The section is over 70 miles. It took us both around 80 miles because, as one hiker put it, we took a lot of side quests. The toughest quest of them all being a scramble up Mt. Daniel.

Cottier is probably the reason I kept going when the climb started to spook me.

The day of scramble, July 21, began with a brisk three miles from Deep Lake to Peggie’s Pond. We set up camp, hung our food bag and emptied most items from our packs before heading out.

secondary pic

Cody Cottier stands on the eastern peak of Mt. Daniel as clouds drift in and out of nearby mountains, July 21. The hike from Peggie's Pond to the summit is roughly two miles, with about 2,500 feet of elevation gain.

I decided the most important gear to bring included warm clothes, an ice axe, water and a half dozen rolls of black and white film for my Nikon F100. Shooting on film was an artistic choice.

Weather just above the pond stayed windy and felt colder than other stops along the PCT. I put my rain jacket on while looking up at our two-mile climb ahead.

Cottier and I hit a fork in the trail and took the wrong way at the base of the mountain. The turn led to a route with more unstable rock than I prepared for.

Cottier quickly found the main ridgeline trail again after a little crawling around.

Steep drops could be seen on either side of the ridge about a third of the way up. The trail was somewhat level before the steeper scramble up to Mt. Daniel began.

The main concern was weather. Clouds seemed to be moving in, but views still looked clear enough to make it up and down before dangerous weather could set in.

The sketchiest part of the climb, for a scrambler-in-learning like myself, started halfway up. Rock was crumbly and required a lot of thought in each step and hand placement.

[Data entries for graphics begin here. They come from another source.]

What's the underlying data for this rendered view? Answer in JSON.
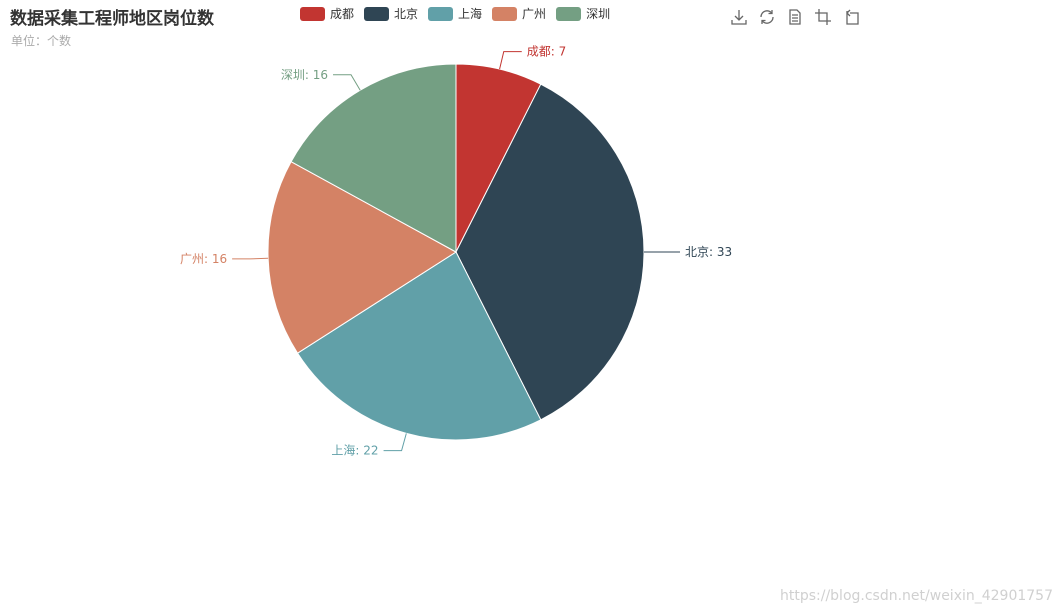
{
  "title": "数据采集工程师地区岗位数",
  "subtitle": "单位：个数",
  "toolbox": {
    "icons": [
      "download-icon",
      "refresh-icon",
      "data-view-icon",
      "zoom-icon",
      "restore-icon"
    ]
  },
  "watermark": "https://blog.csdn.net/weixin_42901757",
  "chart_data": {
    "type": "pie",
    "title": "数据采集工程师地区岗位数",
    "subtitle": "单位：个数",
    "legend_position": "top",
    "series": [
      {
        "name": "成都",
        "value": 7,
        "color": "#c23531",
        "label": "成都: 7"
      },
      {
        "name": "北京",
        "value": 33,
        "color": "#2f4554",
        "label": "北京: 33"
      },
      {
        "name": "上海",
        "value": 22,
        "color": "#61a0a8",
        "label": "上海: 22"
      },
      {
        "name": "广州",
        "value": 16,
        "color": "#d48265",
        "label": "广州: 16"
      },
      {
        "name": "深圳",
        "value": 16,
        "color": "#749f83",
        "label": "深圳: 16"
      }
    ]
  }
}
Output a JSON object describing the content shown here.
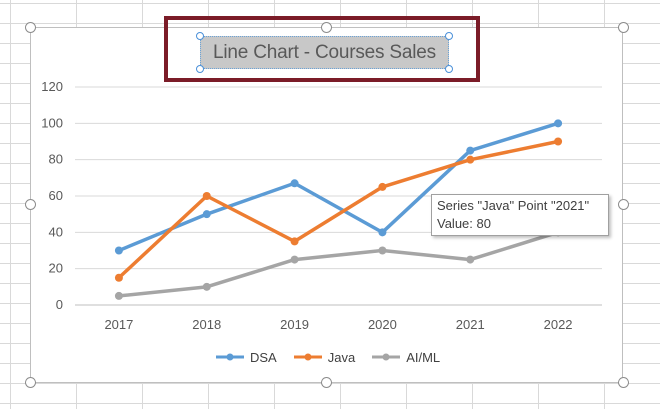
{
  "chart_data": {
    "type": "line",
    "title": "Line Chart - Courses Sales",
    "categories": [
      "2017",
      "2018",
      "2019",
      "2020",
      "2021",
      "2022"
    ],
    "ylim": [
      0,
      120
    ],
    "yticks": [
      "0",
      "20",
      "40",
      "60",
      "80",
      "100",
      "120"
    ],
    "grid": true,
    "legend_position": "bottom",
    "series": [
      {
        "name": "DSA",
        "color": "#5b9bd5",
        "values": [
          30,
          50,
          67,
          40,
          85,
          100
        ]
      },
      {
        "name": "Java",
        "color": "#ed7d31",
        "values": [
          15,
          60,
          35,
          65,
          80,
          90
        ]
      },
      {
        "name": "AI/ML",
        "color": "#a5a5a5",
        "values": [
          5,
          10,
          25,
          30,
          25,
          40
        ]
      }
    ]
  },
  "tooltip": {
    "line1": "Series \"Java\" Point \"2021\"",
    "line2": "Value: 80"
  }
}
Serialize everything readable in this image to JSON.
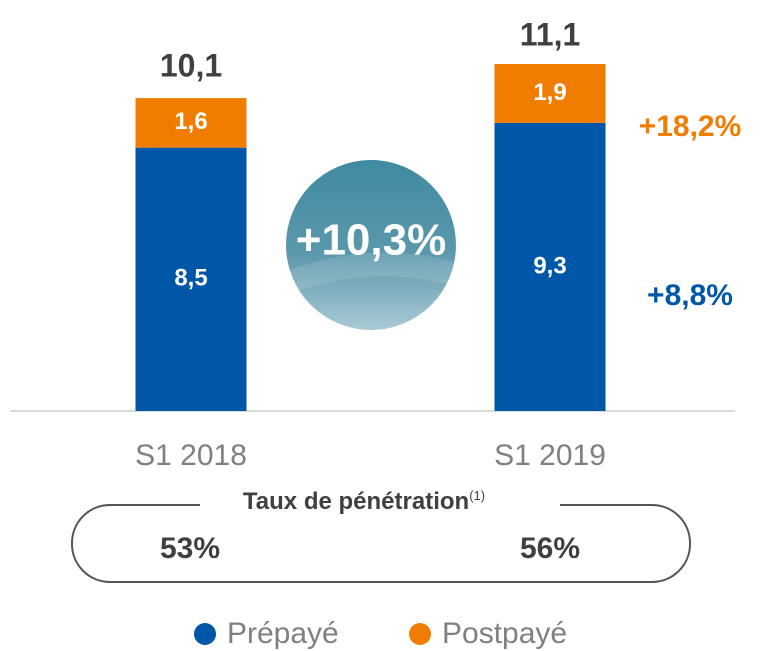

I had never climbed on terrain where small errors could lead to such serious injury. I got a bit nervous and I did not at first think I would be able to summit.

Terrifyingly steep views on either side accompanied us through the afternoon. The trail later turned into more of a light dusting among boulders and rock slabs.

It looked easier on the map.

I eventually made it to the east peak of Mountain Daniel after far more thoughtful and slow hiking than I anticipated.

another secondary pic

A ridgeline on Mt. Daniel casts a shadow over snowfields hugging the mountain, July 21. Scramblers commonly take a ridgetop route from left to right in order to reach the top.

The summit was level with clouds. I could see Cathedral Rock, a barely visible Mt. Stuart and various snowfields scattered across mountains.

Clouds blocked the view to the northwest, not that I’m complaining.

Heading back down is when I started to get comfortable on the mountain. Cottier joked that he loved downclimbing, which I think I subconsciously took to heart.

Taking the correct trail descending Mt. Daniel led to a much simpler and easy walk. We gently passed by a marmot who looked very scared to see us on our way back.

Wind kept up on our way down. The ominous weather never turned for the worst.

In classic fashion, we both took another wrong turn just before making it back to camp. The last wrong turn was a good 10-minute reminder that adventures often unfold in ways we don’t expect.